A former employee recently asked, “What are questions you ask software engineering management candidates?”
These questions really focus on the people-skills for managers. If you’re looking for technical questions, I highly recommend techInterview or stumbling around on Stack Overflow.
Lead Off Questions:
These are vanilla, boring questions which I use to begin to assess a candidate. I usually base follow-up questions on the answers to these questions. One word or short answers to any of these questions, in my opinion, are significant red flags.
- How do you lead?
- How do you communicate information to your team?
- How many people have you Hired/Fire/Laid Off/Promoted? How do you go about it?
- Have you had a position with budgeting responsibilities? What was the size of your operating budget?
Follow-up Advanced:
Here we start to get into some meat. We’re looking for meaty answers here:
- Compare your role (as an engineering manager) to that of the individual contributor.
- Compare your role (as an engineering manager) to that of your manager (Sr. Manager, Director, VP of Engineering)
- Other than your direct reports, who in your organization do you depend upon most to get your job done?
- Describe your best hire. Why were they your best hire?
- Describe your worst hire. How did you manage him/her?
- How do you prepare for your staff meeting?
- Do you have a to do list? How do you manage it?
Follow-up Even More Advanced:
The serious meat.

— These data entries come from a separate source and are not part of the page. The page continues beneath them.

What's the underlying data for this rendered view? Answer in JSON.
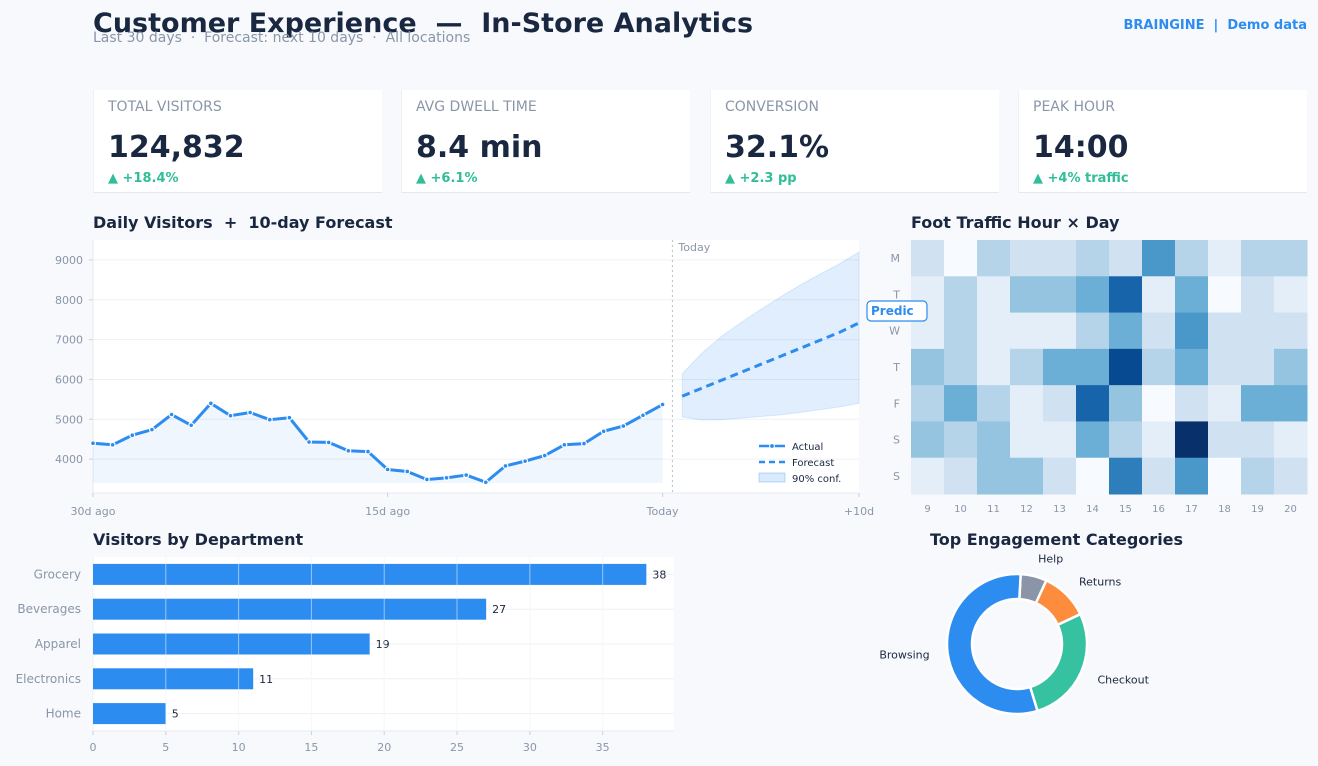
{
  "header": {
    "title": "Customer Experience  —  In-Store Analytics",
    "subtitle": "Last 30 days  ·  Forecast: next 10 days  ·  All locations",
    "brand": "BRAINGINE  |  Demo data"
  },
  "kpis": [
    {
      "label": "TOTAL VISITORS",
      "value": "124,832",
      "delta": "▲ +18.4%"
    },
    {
      "label": "AVG DWELL TIME",
      "value": "8.4 min",
      "delta": "▲ +6.1%"
    },
    {
      "label": "CONVERSION",
      "value": "32.1%",
      "delta": "▲ +2.3 pp"
    },
    {
      "label": "PEAK HOUR",
      "value": "14:00",
      "delta": "▲ +4% traffic"
    }
  ],
  "colors": {
    "accent": "#2d8cf0",
    "positive": "#2fbe98",
    "orange": "#fd8d3c",
    "gray": "#8a96a8"
  },
  "chart_data": [
    {
      "type": "line",
      "title": "Daily Visitors  +  10-day Forecast",
      "x_ticks": [
        {
          "x": 0,
          "label": "30d ago"
        },
        {
          "x": 15,
          "label": "15d ago"
        },
        {
          "x": 29,
          "label": "Today"
        },
        {
          "x": 39,
          "label": "+10d"
        }
      ],
      "y_ticks": [
        4000,
        5000,
        6000,
        7000,
        8000,
        9000
      ],
      "xlim": [
        0,
        39
      ],
      "ylim": [
        3150,
        9500
      ],
      "grid": true,
      "today_marker": {
        "x": 29.5,
        "label": "Today"
      },
      "side_tag": "Predic",
      "legend_position": "bottom-right",
      "series": [
        {
          "name": "Actual",
          "style": "solid",
          "x": [
            0,
            1,
            2,
            3,
            4,
            5,
            6,
            7,
            8,
            9,
            10,
            11,
            12,
            13,
            14,
            15,
            16,
            17,
            18,
            19,
            20,
            21,
            22,
            23,
            24,
            25,
            26,
            27,
            28,
            29
          ],
          "values": [
            4400,
            4360,
            4600,
            4740,
            5120,
            4850,
            5400,
            5090,
            5170,
            4990,
            5040,
            4430,
            4420,
            4210,
            4190,
            3740,
            3690,
            3490,
            3530,
            3600,
            3420,
            3830,
            3950,
            4090,
            4360,
            4390,
            4700,
            4830,
            5100,
            5370
          ]
        },
        {
          "name": "Forecast",
          "style": "dashed",
          "x": [
            30,
            31,
            32,
            33,
            34,
            35,
            36,
            37,
            38,
            39
          ],
          "values": [
            5580,
            5780,
            5980,
            6180,
            6380,
            6580,
            6780,
            6980,
            7180,
            7420
          ]
        },
        {
          "name": "90% conf.",
          "style": "band",
          "x": [
            30,
            31,
            32,
            33,
            34,
            35,
            36,
            37,
            38,
            39
          ],
          "lower": [
            5060,
            4980,
            4990,
            5030,
            5070,
            5110,
            5170,
            5240,
            5310,
            5400
          ],
          "upper": [
            6140,
            6660,
            7080,
            7430,
            7760,
            8070,
            8370,
            8640,
            8900,
            9200
          ]
        }
      ]
    },
    {
      "type": "heatmap",
      "title": "Foot Traffic Hour × Day",
      "rows": [
        "M",
        "T",
        "W",
        "T",
        "F",
        "S",
        "S"
      ],
      "columns": [
        "9",
        "10",
        "11",
        "12",
        "13",
        "14",
        "15",
        "16",
        "17",
        "18",
        "19",
        "20"
      ],
      "values": [
        [
          2,
          0,
          3,
          2,
          2,
          3,
          2,
          6,
          3,
          1,
          3,
          3
        ],
        [
          1,
          3,
          1,
          4,
          4,
          5,
          8,
          1,
          5,
          0,
          2,
          1
        ],
        [
          1,
          3,
          1,
          1,
          1,
          3,
          5,
          2,
          6,
          2,
          2,
          2
        ],
        [
          4,
          3,
          1,
          3,
          5,
          5,
          9,
          3,
          5,
          2,
          2,
          4
        ],
        [
          3,
          5,
          3,
          1,
          2,
          8,
          4,
          0,
          2,
          1,
          5,
          5
        ],
        [
          4,
          3,
          4,
          1,
          1,
          5,
          3,
          1,
          10,
          2,
          2,
          1
        ],
        [
          1,
          2,
          4,
          4,
          2,
          0,
          7,
          2,
          6,
          0,
          3,
          2
        ]
      ],
      "colormap": "blues"
    },
    {
      "type": "bar",
      "orientation": "horizontal",
      "title": "Visitors by Department",
      "categories": [
        "Grocery",
        "Beverages",
        "Apparel",
        "Electronics",
        "Home"
      ],
      "values": [
        38,
        27,
        19,
        11,
        5
      ],
      "x_ticks": [
        0,
        5,
        10,
        15,
        20,
        25,
        30,
        35
      ],
      "xlim": [
        0,
        39.9
      ],
      "grid": true
    },
    {
      "type": "pie",
      "style": "donut",
      "title": "Top Engagement Categories",
      "categories": [
        "Browsing",
        "Checkout",
        "Returns",
        "Help"
      ],
      "values": [
        55,
        27,
        11,
        6
      ],
      "colors": [
        "#2d8cf0",
        "#36c2a0",
        "#fd8d3c",
        "#8a96a8"
      ]
    }
  ]
}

Tough questions which reveal much about the management style of individuals:
- Have you developed a product without a marketing requirements document? If so, how?
- Have you developed a consumer product without a user interface specification? If so, how?
- How have you improved as a manger over the years?
- Describe a situation where you had to deliver really bad news to a team/person. How do you approach the team/people?
- Describe a situation where you were suggesting a course of action which you did not necessarily support.
- What event made you least proud to be a leader?
- Describe a situation where you were given conflicting priorities. How did you resolve that situation?
- What was your most recent big mistake? Why did it occur and how do you repair the situation?